Aber wie immer gibt es auch eine Kehrseite der Medaille. In Deutschland stehen nach den Wahlen schwierige Koalitionsverhandlungen an, in den USA muss wieder um die Erhöhung der Schuldenobergrenze debattiert werden, und der Konflikt in Syrien ist immer noch nicht gelöst. Zudem haben die steigenden Kurse dazu geführt, dass Aktien teilweise teuer geworden sind und viele Vermögensverwalter im Zuge dessen ihre Aktienquote reduzieren. Das Risiko einer Korrektur scheint also realistisch zu sein.

Sollten Sie das Glas also eher als halb leer betrachten, bietet sich die Übergewichtung defensiver Sektoren an. Hierzu zählen unter anderem Versorger, Telekommunikationsunternehmen oder der Gesundheitssektor.

Insgesamt gibt es weit über 20 Produkte, welche die europäischen Sektoren Versorger, Telekommunikation und Gesundheit abdecken. Wir haben uns in der heutigen Analyse auf die drei größten Produkte in jeder dieser Morningstar-Kategorie beschränkt.

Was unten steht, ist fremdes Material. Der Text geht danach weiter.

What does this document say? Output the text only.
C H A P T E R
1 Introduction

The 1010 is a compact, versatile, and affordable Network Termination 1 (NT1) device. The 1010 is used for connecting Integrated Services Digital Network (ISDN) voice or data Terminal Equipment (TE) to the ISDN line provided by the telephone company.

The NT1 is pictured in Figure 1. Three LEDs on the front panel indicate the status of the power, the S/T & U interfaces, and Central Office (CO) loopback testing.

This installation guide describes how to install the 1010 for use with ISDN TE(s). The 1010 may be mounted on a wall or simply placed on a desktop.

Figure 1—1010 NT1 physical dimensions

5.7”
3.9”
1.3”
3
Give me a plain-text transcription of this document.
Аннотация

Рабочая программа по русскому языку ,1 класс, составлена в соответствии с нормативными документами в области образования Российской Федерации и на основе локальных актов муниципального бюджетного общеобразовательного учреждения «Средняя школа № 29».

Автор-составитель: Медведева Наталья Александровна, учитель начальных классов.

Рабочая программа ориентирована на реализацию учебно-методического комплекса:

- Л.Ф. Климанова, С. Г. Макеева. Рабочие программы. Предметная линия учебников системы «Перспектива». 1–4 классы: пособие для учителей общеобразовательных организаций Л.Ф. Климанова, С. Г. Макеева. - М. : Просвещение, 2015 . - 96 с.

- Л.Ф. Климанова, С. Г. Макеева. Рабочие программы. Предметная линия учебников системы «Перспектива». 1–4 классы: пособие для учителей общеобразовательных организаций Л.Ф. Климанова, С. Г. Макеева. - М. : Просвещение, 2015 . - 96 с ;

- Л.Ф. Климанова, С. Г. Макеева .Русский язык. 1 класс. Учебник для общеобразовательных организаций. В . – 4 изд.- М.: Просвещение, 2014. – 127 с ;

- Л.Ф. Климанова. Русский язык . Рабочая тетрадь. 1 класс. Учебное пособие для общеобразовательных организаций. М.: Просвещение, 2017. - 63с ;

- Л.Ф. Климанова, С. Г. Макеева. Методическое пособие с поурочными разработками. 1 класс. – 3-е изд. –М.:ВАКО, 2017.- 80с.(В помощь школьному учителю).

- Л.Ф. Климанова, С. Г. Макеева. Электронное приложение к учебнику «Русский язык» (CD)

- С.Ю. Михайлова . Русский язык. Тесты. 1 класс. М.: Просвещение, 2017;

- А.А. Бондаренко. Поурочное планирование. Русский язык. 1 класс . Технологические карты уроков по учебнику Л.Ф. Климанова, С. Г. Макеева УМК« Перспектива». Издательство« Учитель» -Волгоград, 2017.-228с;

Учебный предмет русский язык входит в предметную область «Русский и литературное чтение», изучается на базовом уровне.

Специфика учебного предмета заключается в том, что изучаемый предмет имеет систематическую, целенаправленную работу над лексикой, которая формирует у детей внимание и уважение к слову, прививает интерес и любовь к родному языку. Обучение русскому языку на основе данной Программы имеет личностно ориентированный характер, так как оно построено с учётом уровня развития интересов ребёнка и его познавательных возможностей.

Tabelle: Die größten ETFs aus defensiven Aktienbranchen in der Übersicht 

Kommen wir nun zur Indexbeschreibung: 8 von 9 ETFs bilden den Sektor-Index STOXX Europe Familie ab. Dabei wird der STOXX Europe 600 Index zu Grunde gelegt und alle Unternehmen des jeweiligen Sektors berücksichtigt. Der STOXX Europe 600 Index bildet die Performance von den 600 größten Unternehmen nach, die an den Börsen der entwickelten europäischen Staaten gelistet sind. Insgesamt deckt der Index 90 Prozent der Marktkapitalisierung ab und ist anhand der Streubesitz- Marktkapitalisierung gewichtet. Bei den Versorgern bildet Amundi noch den Sektor-Index des MSCI Europe ab. Der MSCI Europe Index bildet derzeit knapp über 500 Unternehmen aus Europa ab und ist auch anhand der Streubesitz- Marktkapitalisierung gewichtet.

Was die unterschiedlichen Indizes ausmachen

Der STOXX Europe 600 Telecommunications Index und der STOXX Europe 600 Health Care Index sind im Vergleich zum STOXX Europe 600 Utilities Index sehr kopflastig und weisen daher eine größeres Einzelaktienrisiko auf. Während die Top-3 Unternehmen in den beiden ersteren Indizes noch ca. 55% vom Indexwert repräsentieren, sind es beim Versorger Index lediglich 35%. Die etwas bessere Diversifikation kann die weiteren Spreads eventuell teilweise erklären, da ein größerer Hedging-Basket nötig ist und dadurch Zusatzkosten entstehen.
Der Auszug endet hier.